Cette passerelle en bois est éphémère car elle ne survit pas aux crues et chaque année il faut la reconstruire pour permettre d’enjamber le Nam Khan qui se jette ici dans le Mékong.

Ancienne capitale du Laos et lieu de résidence préféré des rois jusqu’à la prise du pouvoir communiste en 1975, la ville a conservé toute son âme religieuse même si la demande croissante des visiteurs a amené la multiplication des restaurants et des guest-houses généralement installés dans d’anciennes maisons coloniales reconnaissables à leurs vérandas en bois et aux toitures à double pignon. C’est d’ailleurs cette fusion harmonieuse entre architecture traditionnelle laotienne et celle construite par les autorités coloniales aux 19 et 20ème siècles qui a incité l’Unesco à labelliser la ville en 1995. Nous y resterons 2 nuits, amarrés au pied du palais Royal et outre les visites prévues qui donnent à décoder les sites, le temps libre accordé aux passagers leur permet de s’aventurer dans la presqu’île en toute sécurité.

Quand on grimpe vers le sommet du mont Phu Si plusieurs terrasses où nichent des Bouddhas invitent le pèlerin-promeneur à des pauses de méditation.

Pour prendre la juste mesure de cette petite péninsule, il faut commencer par grimper les 328 marches qui mènent au mont Phou Si chapeauté par un stupa doté de 24m de haut, sans doute le repère le plus connu de la ville. La montée n’est pas une expérience difficile car elle est bordée de jardins luxuriants, de terrasses qui invitent à une pause méditative et de grottes abritant des sanctuaires chargés de statues vénérées. Culminant à une centaine de mètres au centre de la péninsule, le mont Phu Si délivre sur la ville un panorama à 360°.

Le Wat Xieng Thong, cette superbe pagode emblématique de Luang Prabang.

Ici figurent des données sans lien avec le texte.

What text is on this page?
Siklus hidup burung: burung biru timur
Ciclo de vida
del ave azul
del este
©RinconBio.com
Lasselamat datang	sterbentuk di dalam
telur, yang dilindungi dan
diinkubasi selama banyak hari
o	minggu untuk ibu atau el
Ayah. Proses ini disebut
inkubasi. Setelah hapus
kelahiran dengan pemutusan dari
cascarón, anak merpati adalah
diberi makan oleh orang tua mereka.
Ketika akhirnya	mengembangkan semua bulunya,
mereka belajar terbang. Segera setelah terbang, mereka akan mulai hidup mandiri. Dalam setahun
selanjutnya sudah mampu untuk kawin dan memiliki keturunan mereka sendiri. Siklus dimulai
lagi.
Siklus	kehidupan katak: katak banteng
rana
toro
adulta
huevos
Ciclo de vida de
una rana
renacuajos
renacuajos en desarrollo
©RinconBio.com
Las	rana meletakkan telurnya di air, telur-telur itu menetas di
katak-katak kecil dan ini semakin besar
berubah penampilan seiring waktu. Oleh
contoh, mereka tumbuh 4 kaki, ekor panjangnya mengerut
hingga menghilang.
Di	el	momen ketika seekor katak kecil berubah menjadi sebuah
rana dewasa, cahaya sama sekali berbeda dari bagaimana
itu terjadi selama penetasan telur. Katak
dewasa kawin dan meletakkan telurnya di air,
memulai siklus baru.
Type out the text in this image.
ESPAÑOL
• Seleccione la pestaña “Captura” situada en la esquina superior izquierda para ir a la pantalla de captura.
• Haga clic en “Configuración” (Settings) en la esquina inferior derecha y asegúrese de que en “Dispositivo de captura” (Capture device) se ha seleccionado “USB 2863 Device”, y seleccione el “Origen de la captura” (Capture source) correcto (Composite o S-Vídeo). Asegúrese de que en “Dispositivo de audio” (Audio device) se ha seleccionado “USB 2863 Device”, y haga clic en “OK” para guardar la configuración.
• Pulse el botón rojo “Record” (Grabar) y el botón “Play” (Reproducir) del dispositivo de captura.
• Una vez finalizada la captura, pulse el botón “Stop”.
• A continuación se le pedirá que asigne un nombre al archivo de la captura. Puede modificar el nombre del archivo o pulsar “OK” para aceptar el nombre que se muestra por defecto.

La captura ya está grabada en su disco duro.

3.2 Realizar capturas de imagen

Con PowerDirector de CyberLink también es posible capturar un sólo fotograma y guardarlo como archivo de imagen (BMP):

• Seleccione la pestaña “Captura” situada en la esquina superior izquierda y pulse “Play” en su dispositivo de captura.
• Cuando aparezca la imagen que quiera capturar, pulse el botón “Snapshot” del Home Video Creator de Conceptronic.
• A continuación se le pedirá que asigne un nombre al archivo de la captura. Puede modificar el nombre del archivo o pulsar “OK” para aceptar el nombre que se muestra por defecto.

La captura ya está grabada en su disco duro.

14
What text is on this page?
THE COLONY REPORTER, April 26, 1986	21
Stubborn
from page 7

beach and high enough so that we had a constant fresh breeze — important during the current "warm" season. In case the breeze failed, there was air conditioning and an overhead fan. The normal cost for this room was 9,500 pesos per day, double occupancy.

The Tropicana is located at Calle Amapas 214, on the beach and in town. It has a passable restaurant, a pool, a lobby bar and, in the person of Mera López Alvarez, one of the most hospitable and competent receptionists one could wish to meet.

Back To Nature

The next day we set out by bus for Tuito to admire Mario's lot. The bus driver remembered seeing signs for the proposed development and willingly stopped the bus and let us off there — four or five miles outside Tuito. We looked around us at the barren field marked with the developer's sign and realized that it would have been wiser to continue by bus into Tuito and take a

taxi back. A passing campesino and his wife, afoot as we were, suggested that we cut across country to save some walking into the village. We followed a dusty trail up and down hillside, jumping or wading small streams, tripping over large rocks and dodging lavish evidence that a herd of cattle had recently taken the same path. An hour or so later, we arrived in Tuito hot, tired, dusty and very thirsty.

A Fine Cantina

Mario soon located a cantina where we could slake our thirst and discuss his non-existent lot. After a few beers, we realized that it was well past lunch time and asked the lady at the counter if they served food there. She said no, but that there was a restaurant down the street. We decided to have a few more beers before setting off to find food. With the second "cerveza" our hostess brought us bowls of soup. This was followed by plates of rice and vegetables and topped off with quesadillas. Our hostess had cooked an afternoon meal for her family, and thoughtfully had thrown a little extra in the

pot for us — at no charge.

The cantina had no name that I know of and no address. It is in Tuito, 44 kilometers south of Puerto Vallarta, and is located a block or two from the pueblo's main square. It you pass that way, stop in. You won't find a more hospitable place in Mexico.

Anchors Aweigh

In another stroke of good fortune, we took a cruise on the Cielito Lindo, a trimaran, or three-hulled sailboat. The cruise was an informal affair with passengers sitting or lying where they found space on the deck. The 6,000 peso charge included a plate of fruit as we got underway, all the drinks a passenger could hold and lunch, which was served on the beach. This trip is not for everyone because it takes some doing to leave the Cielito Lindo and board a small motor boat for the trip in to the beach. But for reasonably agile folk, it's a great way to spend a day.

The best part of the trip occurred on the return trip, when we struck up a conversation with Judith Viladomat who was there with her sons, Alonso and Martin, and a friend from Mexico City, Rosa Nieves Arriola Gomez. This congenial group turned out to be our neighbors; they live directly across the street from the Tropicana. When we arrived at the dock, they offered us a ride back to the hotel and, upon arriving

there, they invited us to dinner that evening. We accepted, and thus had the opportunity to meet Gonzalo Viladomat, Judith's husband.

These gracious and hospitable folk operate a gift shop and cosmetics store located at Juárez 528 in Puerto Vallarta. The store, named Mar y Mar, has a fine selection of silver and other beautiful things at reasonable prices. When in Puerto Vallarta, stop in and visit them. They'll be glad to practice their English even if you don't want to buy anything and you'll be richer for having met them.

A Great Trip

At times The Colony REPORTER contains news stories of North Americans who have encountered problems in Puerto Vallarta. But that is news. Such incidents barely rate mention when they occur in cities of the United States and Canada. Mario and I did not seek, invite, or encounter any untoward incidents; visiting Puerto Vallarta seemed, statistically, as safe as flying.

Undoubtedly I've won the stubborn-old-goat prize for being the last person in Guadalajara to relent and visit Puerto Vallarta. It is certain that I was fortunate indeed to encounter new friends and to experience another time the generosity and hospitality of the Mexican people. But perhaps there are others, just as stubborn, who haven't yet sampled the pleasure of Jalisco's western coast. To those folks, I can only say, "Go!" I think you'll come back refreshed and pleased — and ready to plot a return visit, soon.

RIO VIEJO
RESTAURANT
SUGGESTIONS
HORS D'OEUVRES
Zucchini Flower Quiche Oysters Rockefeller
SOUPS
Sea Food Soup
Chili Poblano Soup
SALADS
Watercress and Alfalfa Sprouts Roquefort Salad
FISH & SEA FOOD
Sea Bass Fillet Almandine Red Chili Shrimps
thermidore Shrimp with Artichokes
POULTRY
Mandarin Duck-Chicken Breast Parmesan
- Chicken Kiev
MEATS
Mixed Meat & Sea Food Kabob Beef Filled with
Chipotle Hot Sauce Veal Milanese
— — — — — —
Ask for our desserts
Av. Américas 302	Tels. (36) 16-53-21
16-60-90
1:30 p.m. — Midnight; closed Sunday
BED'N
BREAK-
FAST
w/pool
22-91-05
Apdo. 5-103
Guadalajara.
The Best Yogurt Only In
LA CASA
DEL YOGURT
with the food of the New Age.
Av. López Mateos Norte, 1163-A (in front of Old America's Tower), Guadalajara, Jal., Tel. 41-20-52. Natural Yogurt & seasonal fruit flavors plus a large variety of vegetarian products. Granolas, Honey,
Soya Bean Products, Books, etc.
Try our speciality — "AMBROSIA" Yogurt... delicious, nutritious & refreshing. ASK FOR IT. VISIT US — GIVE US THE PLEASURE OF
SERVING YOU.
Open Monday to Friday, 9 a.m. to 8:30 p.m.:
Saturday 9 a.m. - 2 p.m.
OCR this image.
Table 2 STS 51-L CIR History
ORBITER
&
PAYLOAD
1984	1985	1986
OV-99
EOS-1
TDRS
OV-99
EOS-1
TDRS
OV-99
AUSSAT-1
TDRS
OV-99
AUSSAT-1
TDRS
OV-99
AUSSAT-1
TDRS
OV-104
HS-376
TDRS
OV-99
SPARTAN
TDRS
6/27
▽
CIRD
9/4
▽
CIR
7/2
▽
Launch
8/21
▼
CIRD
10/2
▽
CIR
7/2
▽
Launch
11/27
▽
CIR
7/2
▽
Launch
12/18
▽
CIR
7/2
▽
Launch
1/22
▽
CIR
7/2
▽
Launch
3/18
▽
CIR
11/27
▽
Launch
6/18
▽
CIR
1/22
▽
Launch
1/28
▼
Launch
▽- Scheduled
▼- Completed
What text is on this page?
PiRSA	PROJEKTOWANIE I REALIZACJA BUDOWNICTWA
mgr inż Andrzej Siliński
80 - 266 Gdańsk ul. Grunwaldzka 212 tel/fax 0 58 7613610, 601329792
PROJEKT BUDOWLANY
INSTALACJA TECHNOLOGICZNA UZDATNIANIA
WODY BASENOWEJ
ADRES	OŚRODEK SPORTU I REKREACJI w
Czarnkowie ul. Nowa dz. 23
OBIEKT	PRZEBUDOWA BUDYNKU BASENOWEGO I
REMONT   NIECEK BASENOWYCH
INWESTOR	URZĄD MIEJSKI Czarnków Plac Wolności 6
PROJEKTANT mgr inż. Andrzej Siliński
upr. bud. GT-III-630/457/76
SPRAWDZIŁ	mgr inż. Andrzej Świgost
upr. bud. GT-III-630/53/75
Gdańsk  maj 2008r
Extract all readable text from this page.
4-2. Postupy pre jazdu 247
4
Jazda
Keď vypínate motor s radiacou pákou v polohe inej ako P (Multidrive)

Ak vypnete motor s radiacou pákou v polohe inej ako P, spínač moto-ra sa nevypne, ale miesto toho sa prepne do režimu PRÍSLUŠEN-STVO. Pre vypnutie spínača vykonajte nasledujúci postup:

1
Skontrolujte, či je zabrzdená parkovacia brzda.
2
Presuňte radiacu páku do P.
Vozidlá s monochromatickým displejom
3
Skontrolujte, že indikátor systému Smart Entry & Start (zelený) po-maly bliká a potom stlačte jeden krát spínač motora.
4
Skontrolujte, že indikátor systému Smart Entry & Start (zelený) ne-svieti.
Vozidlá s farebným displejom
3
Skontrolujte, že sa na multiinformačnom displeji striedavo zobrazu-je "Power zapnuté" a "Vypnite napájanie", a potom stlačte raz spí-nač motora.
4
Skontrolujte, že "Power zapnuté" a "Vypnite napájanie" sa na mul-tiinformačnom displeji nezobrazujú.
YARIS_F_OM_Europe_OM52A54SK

L’occasion de repérer les nombreux temples qui jalonnent la ville. Il ne faut pas manquer la visite du Wat Xieng Thong dont le sim date de 1560. Sa toiture à plusieurs pans imbriqués et incurvés qui descendent presque jusqu’au sol est la signature des temples laotiens de Luang Prabang. Ce monastère est célèbre également pour ses pochoirs dorés et ses mosaïques de verre qui ornent l’extérieur de plusieurs édifices du complexe, telles des fleurs de lotus, des danseuses célestes, des scènes de la vie quotidienne ou encore un arbre de vie.

Les passagers de Rivages du Monde en toute quiétude vers l’entrée du Palais Royal

Autre visite intéressante, celle du Palais Royal construit au début du 20ème siècle. Reconverti en musée en 1976 après l’abolition de la royauté, on y découvre des salles d’apparat somptueuses avec des fresques racontant les coutumes de Luang Prabang et une collection d’objets précieux qui symbolisaient le pouvoir royal. Par contre les appartements privés manquent singulièrement de confort, significatif d’une population habituée à la rudesse de la vie quotidienne.

Les stands nocturnes au bout du marché attirent de nombreux chalands qui trouvent leur bonheur dans la flopée de petits restos-trottoirs qui bordent la place.

C’est aussi ici que nous aurons l’occasion de découvrir des marchés, à commencer par celui du soir qui occupe la principale artère commerçante de la ville fermée à la circulation dès 17h. C’est l’occasion de d’acheter des souvenirs qui se répètent d’un étal à l’autre et il n’est pas certain qu’ils soient tous de purs produits laotiens. Le marchandage est de rigueur et très vite on comprendra que c’est d’abord le lieu de rencontres des Laotiens qui arpentent l’allée en bavardant avant de terminer sur une place transformée en vaste salle à manger bruyante bordée par des restos-trottoirs.

Le Tak Bat ou la procession matinale des moines est un must à ne pas rater tant cette collecte de nourriture nous interpelle pour être un chemin essentiel pour atteindre plus facilement le nirvana.…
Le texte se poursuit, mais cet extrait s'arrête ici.